If you stick around any place long enough you’ll find that you’re often able to predict trouble spots in most of your standard and repetitive procedures. The place where I didn’t expect it to show up this week was in finding myself personally responsible for one of the 60 people who just didn’t bother to show up as scheduled.

It turns out that even though 59 other people received the voluminous email messages addressed to “Dear Random Major Event Attendees”, and showed up as directed, email is “not a sufficient way to communicate.” The other, simpler, possibility is that someone just didn’t bother to read and follow the directions that got, literally, every other person on the list to the right place at the right time.

Look, I don’t mind taking my lumps when I well and truly fuck something up. By all means, lay it on. However, when the fault lies plainly on the 1 in 60 that failed to comply, well, I don’t know what to tell you… Maybe plus up the budget a bit so we can hire a full time invitation engraver?

Nothing to show…

Ever have one of those days where sit down at quarter after seven and then suddenly look up and realize it’s half past three? Yeah. The kind of day that feels like it’s over before it ever got started. I hate days like that. I want to know where my time is going instead of just having it lost into the ether. Maybe if I had something to show for it, I wouldn’t be quite so bothered. At a minimum I’d like to be able to at least tick off one or two of the things on the day’s list of things to do. Some days you don’t even get that small pleasure. Today was one of those days. I know I got “stuff” done, but I can’t quite shake the feeling that I’m standing around, looking vaguely confused, and wondering WTF just happened.

What Annoys Jeff this Week?

1. The dead zone. Although they swear it’s unintentional, the building where I work is essentially a giant Faraday cage. Outside in the parking lot, five solid bars of 3G coverage. Inside, at my desk, with my phone pressed against the glass, one bar of intermittent EDGE coverage. Sometimes. If all the atmospheric conditions are just right. I don’t want to sit at my desk playing Angry Birds all day, but it would at least be nice to know who called when the “you have a voicemail” alert manages to fight its way through to my phone. Mostly though, you just get to be surprised by the texts, emails, and voice messages that come rolling in whenever you happen to go outside. Maybe I should just set everything to roll over to my Google Voice account and really freak the IT security weenies out.

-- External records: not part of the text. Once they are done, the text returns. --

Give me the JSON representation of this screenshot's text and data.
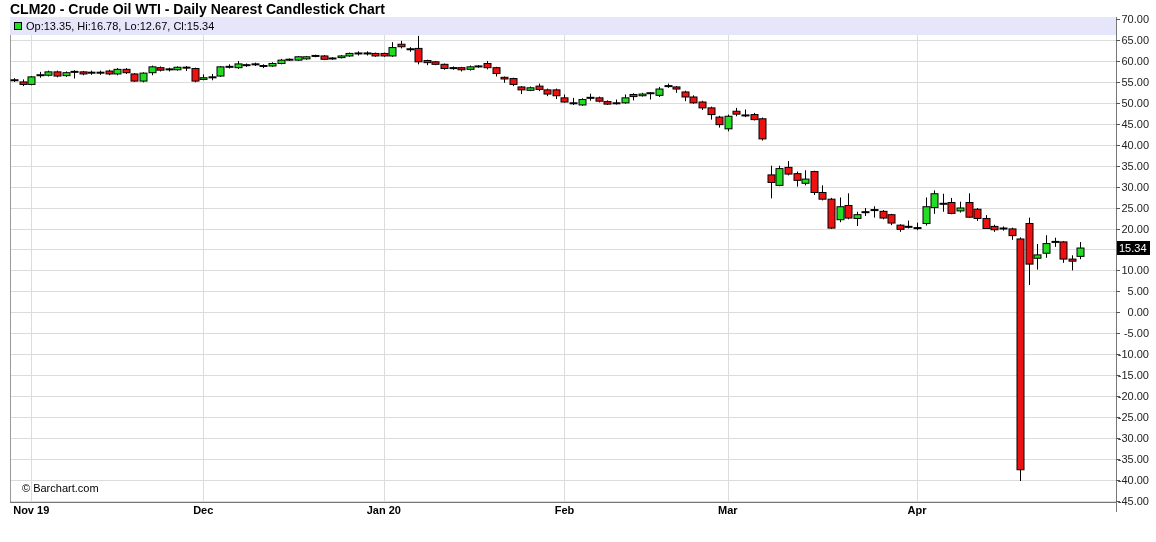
{
  "title": "CLM20 - Crude Oil WTI - Daily Nearest Candlestick Chart",
  "legend": {
    "text": "Op:13.35, Hi:16.78, Lo:12.67, Cl:15.34"
  },
  "price_tag": "15.34",
  "credit": "© Barchart.com",
  "chart_data": {
    "type": "candlestick",
    "grid": true,
    "ylim": [
      -45.3,
      70.5
    ],
    "categories": [
      null,
      null,
      "Nov 19",
      null,
      null,
      null,
      null,
      null,
      null,
      null,
      null,
      null,
      null,
      null,
      null,
      null,
      null,
      null,
      null,
      null,
      null,
      null,
      "Dec",
      null,
      null,
      null,
      null,
      null,
      null,
      null,
      null,
      null,
      null,
      null,
      null,
      null,
      null,
      null,
      null,
      null,
      null,
      null,
      null,
      "Jan 20",
      null,
      null,
      null,
      null,
      null,
      null,
      null,
      null,
      null,
      null,
      null,
      null,
      null,
      null,
      null,
      null,
      null,
      null,
      null,
      null,
      "Feb",
      null,
      null,
      null,
      null,
      null,
      null,
      null,
      null,
      null,
      null,
      null,
      null,
      null,
      null,
      null,
      null,
      null,
      null,
      "Mar",
      null,
      null,
      null,
      null,
      null,
      null,
      null,
      null,
      null,
      null,
      null,
      null,
      null,
      null,
      null,
      null,
      null,
      null,
      null,
      null,
      null,
      "Apr",
      null,
      null,
      null,
      null,
      null,
      null,
      null,
      null,
      null,
      null,
      null,
      null,
      null,
      null,
      null,
      null,
      null,
      null,
      null
    ],
    "yticks": [
      {
        "value": 70,
        "label": "70.00"
      },
      {
        "value": 65,
        "label": "65.00"
      },
      {
        "value": 60,
        "label": "60.00"
      },
      {
        "value": 55,
        "label": "55.00"
      },
      {
        "value": 50,
        "label": "50.00"
      },
      {
        "value": 45,
        "label": "45.00"
      },
      {
        "value": 40,
        "label": "40.00"
      },
      {
        "value": 35,
        "label": "35.00"
      },
      {
        "value": 30,
        "label": "30.00"
      },
      {
        "value": 25,
        "label": "25.00"
      },
      {
        "value": 20,
        "label": "20.00"
      },
      {
        "value": 10,
        "label": "10.00"
      },
      {
        "value": 5,
        "label": "5.00"
      },
      {
        "value": 0,
        "label": "0.00"
      },
      {
        "value": -5,
        "label": "-5.00"
      },
      {
        "value": -10,
        "label": "-10.00"
      },
      {
        "value": -15,
        "label": "-15.00"
      },
      {
        "value": -20,
        "label": "-20.00"
      },
      {
        "value": -25,
        "label": "-25.00"
      },
      {
        "value": -30,
        "label": "-30.00"
      },
      {
        "value": -35,
        "label": "-35.00"
      },
      {
        "value": -40,
        "label": "-40.00"
      },
      {
        "value": -45,
        "label": "-45.00"
      }
    ],
    "ohlc": [
      [
        55.4,
        55.9,
        55.0,
        55.4
      ],
      [
        55.0,
        55.6,
        54.0,
        54.4
      ],
      [
        54.4,
        56.4,
        54.2,
        56.2
      ],
      [
        56.6,
        57.4,
        56.0,
        56.6
      ],
      [
        56.6,
        57.7,
        56.3,
        57.4
      ],
      [
        57.4,
        57.7,
        56.1,
        56.4
      ],
      [
        56.5,
        57.5,
        56.2,
        57.2
      ],
      [
        57.4,
        57.8,
        55.8,
        57.4
      ],
      [
        57.4,
        57.6,
        56.6,
        56.9
      ],
      [
        57.2,
        57.7,
        56.7,
        57.2
      ],
      [
        57.2,
        57.7,
        56.7,
        57.2
      ],
      [
        57.6,
        57.9,
        56.6,
        56.9
      ],
      [
        56.9,
        58.3,
        56.6,
        58.0
      ],
      [
        58.0,
        58.3,
        56.9,
        57.2
      ],
      [
        56.9,
        57.1,
        55.0,
        55.2
      ],
      [
        55.2,
        57.3,
        54.9,
        57.1
      ],
      [
        57.2,
        58.9,
        56.6,
        58.6
      ],
      [
        58.4,
        58.7,
        57.5,
        57.8
      ],
      [
        58.0,
        58.4,
        57.5,
        58.0
      ],
      [
        57.9,
        58.7,
        57.7,
        58.5
      ],
      [
        58.4,
        58.8,
        57.6,
        58.4
      ],
      [
        58.2,
        58.4,
        54.9,
        55.2
      ],
      [
        55.6,
        56.8,
        55.4,
        56.0
      ],
      [
        56.1,
        56.9,
        55.4,
        56.1
      ],
      [
        56.4,
        58.8,
        56.2,
        58.6
      ],
      [
        58.6,
        59.2,
        58.2,
        58.6
      ],
      [
        58.4,
        60.0,
        58.1,
        59.3
      ],
      [
        59.0,
        59.4,
        58.6,
        59.0
      ],
      [
        59.2,
        59.6,
        58.8,
        59.2
      ],
      [
        58.8,
        59.2,
        58.3,
        58.8
      ],
      [
        58.8,
        59.7,
        58.6,
        59.4
      ],
      [
        59.4,
        60.5,
        59.2,
        60.2
      ],
      [
        60.3,
        60.6,
        60.0,
        60.3
      ],
      [
        60.2,
        61.2,
        60.0,
        61.0
      ],
      [
        60.5,
        61.2,
        60.3,
        61.0
      ],
      [
        61.2,
        61.5,
        60.9,
        61.2
      ],
      [
        61.2,
        61.4,
        60.2,
        60.4
      ],
      [
        60.6,
        60.9,
        60.3,
        60.6
      ],
      [
        60.8,
        61.4,
        60.6,
        61.2
      ],
      [
        61.2,
        62.0,
        61.0,
        61.8
      ],
      [
        61.8,
        62.3,
        61.3,
        61.8
      ],
      [
        61.8,
        62.3,
        61.3,
        61.8
      ],
      [
        61.8,
        62.0,
        61.0,
        61.2
      ],
      [
        61.8,
        62.0,
        61.0,
        61.2
      ],
      [
        61.2,
        64.5,
        61.0,
        63.2
      ],
      [
        64.0,
        64.8,
        63.0,
        63.4
      ],
      [
        62.8,
        63.3,
        62.2,
        62.8
      ],
      [
        63.0,
        66.0,
        59.2,
        59.8
      ],
      [
        60.1,
        60.3,
        59.0,
        59.6
      ],
      [
        59.8,
        60.0,
        59.0,
        59.2
      ],
      [
        59.2,
        59.4,
        57.9,
        58.2
      ],
      [
        58.3,
        58.7,
        57.9,
        58.3
      ],
      [
        58.4,
        58.6,
        57.5,
        57.9
      ],
      [
        58.0,
        58.9,
        57.7,
        58.6
      ],
      [
        58.7,
        59.0,
        58.4,
        58.7
      ],
      [
        59.4,
        60.0,
        58.0,
        58.4
      ],
      [
        58.4,
        58.6,
        56.3,
        57.0
      ],
      [
        56.1,
        56.3,
        54.8,
        55.7
      ],
      [
        55.8,
        56.0,
        54.0,
        54.4
      ],
      [
        53.8,
        54.0,
        52.1,
        53.1
      ],
      [
        53.0,
        53.9,
        52.8,
        53.6
      ],
      [
        54.0,
        54.6,
        52.8,
        53.2
      ],
      [
        53.1,
        53.4,
        51.6,
        52.1
      ],
      [
        53.1,
        53.4,
        50.9,
        51.7
      ],
      [
        51.2,
        52.0,
        50.0,
        50.2
      ],
      [
        49.9,
        51.2,
        49.5,
        49.9
      ],
      [
        49.5,
        51.1,
        49.3,
        50.8
      ],
      [
        51.2,
        52.2,
        50.5,
        51.2
      ],
      [
        51.2,
        51.5,
        50.1,
        50.4
      ],
      [
        50.3,
        50.6,
        49.5,
        49.7
      ],
      [
        49.9,
        50.8,
        49.6,
        49.9
      ],
      [
        50.0,
        52.0,
        49.8,
        51.2
      ],
      [
        52.0,
        52.3,
        50.6,
        51.5
      ],
      [
        51.7,
        52.4,
        51.5,
        52.1
      ],
      [
        52.3,
        52.5,
        50.8,
        52.3
      ],
      [
        51.8,
        53.8,
        51.4,
        53.3
      ],
      [
        54.0,
        54.6,
        53.6,
        54.0
      ],
      [
        53.8,
        54.0,
        52.4,
        53.3
      ],
      [
        52.6,
        52.9,
        50.4,
        51.4
      ],
      [
        51.4,
        51.8,
        49.8,
        50.0
      ],
      [
        50.2,
        50.5,
        48.3,
        48.8
      ],
      [
        48.8,
        49.1,
        46.0,
        47.2
      ],
      [
        46.6,
        46.9,
        44.1,
        44.8
      ],
      [
        43.8,
        47.2,
        43.2,
        46.8
      ],
      [
        48.0,
        48.8,
        46.8,
        47.3
      ],
      [
        47.0,
        48.4,
        46.6,
        47.0
      ],
      [
        47.2,
        47.6,
        45.8,
        46.0
      ],
      [
        46.2,
        46.5,
        41.0,
        41.4
      ],
      [
        32.8,
        35.0,
        27.2,
        31.0
      ],
      [
        30.3,
        35.0,
        30.1,
        34.3
      ],
      [
        34.6,
        36.1,
        32.7,
        33.0
      ],
      [
        33.1,
        33.6,
        30.0,
        31.5
      ],
      [
        30.8,
        33.9,
        30.3,
        31.8
      ],
      [
        33.6,
        33.8,
        28.0,
        28.6
      ],
      [
        28.6,
        30.3,
        26.7,
        27.0
      ],
      [
        27.0,
        27.3,
        19.9,
        20.1
      ],
      [
        22.1,
        27.4,
        21.5,
        25.2
      ],
      [
        25.5,
        28.4,
        22.2,
        22.5
      ],
      [
        22.4,
        24.0,
        20.6,
        23.3
      ],
      [
        23.9,
        24.9,
        23.0,
        23.9
      ],
      [
        24.4,
        25.3,
        22.6,
        24.4
      ],
      [
        24.1,
        24.4,
        22.2,
        22.5
      ],
      [
        23.3,
        23.5,
        20.8,
        21.3
      ],
      [
        20.8,
        21.0,
        19.2,
        19.8
      ],
      [
        20.4,
        21.9,
        20.0,
        20.4
      ],
      [
        20.1,
        21.4,
        19.6,
        20.1
      ],
      [
        21.2,
        27.4,
        20.7,
        25.2
      ],
      [
        25.0,
        29.1,
        23.5,
        28.3
      ],
      [
        25.9,
        28.3,
        24.0,
        25.9
      ],
      [
        26.2,
        27.3,
        23.4,
        23.6
      ],
      [
        24.2,
        26.4,
        23.8,
        24.9
      ],
      [
        26.2,
        28.4,
        22.5,
        22.7
      ],
      [
        24.6,
        24.9,
        21.8,
        22.4
      ],
      [
        22.4,
        23.2,
        19.9,
        20.0
      ],
      [
        20.5,
        20.9,
        19.2,
        19.7
      ],
      [
        20.0,
        20.5,
        19.5,
        20.0
      ],
      [
        19.9,
        20.2,
        17.3,
        18.3
      ],
      [
        17.5,
        17.9,
        -40.3,
        -37.6
      ],
      [
        21.2,
        22.6,
        6.5,
        11.5
      ],
      [
        12.9,
        16.3,
        10.2,
        13.7
      ],
      [
        14.1,
        18.4,
        13.0,
        16.4
      ],
      [
        16.8,
        17.8,
        15.6,
        16.8
      ],
      [
        16.8,
        17.0,
        11.8,
        12.7
      ],
      [
        12.7,
        13.6,
        10.0,
        12.2
      ],
      [
        13.35,
        16.78,
        12.67,
        15.34
      ]
    ]
  }
}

2. Forgetting the airbags. For the last two weeks, I’ve been mentally preparing myself to get the truck back on Friday. It’s not that the rental car is awful, but well, it’s not my truck and not being able to see anything further than the tail end of the car in front of me lacks a certain charm. I called Monday and everything was still on track for a Friday pickup. When I called to check in this afternoon, apparently there’s been a snag. A very sheepish office manager confessed that they had forgotten to include replacing my deployed airbags in the original repair estimate and had therefor not ordered them. I’m not a fancy big city auto body shop, but I think I would have noticed the big white deflated bits hanging out of the steering wheel and from under the dash. Maybe it’s just me though. The parts are ordered and the truck is allegedly back together now, so as soon as they get there hands on the airbags, we should be all set. As of a few hours ago, Tuesday is the new Friday.

3. Iran. Part of me is stunned and amazed that we’re going to fiddle around and wring our hands and wait just long enough for Iran to make their very own nuke. The other part of me then remembers that it’s a government operation and then all of me ceases to be surprised. Boy if you thought groups like the Taliban were dangerous before, just wait until their friends get the bomb. The world is going to change and while we had a chance to stop it or at least stand aside while someone else stopped it, we sat around fretting about convincing our enemies that stopping the madness was a good idea. A hundred years from now, the world is going to look back at this generation of “leaders” and collectively ask WTF, dude?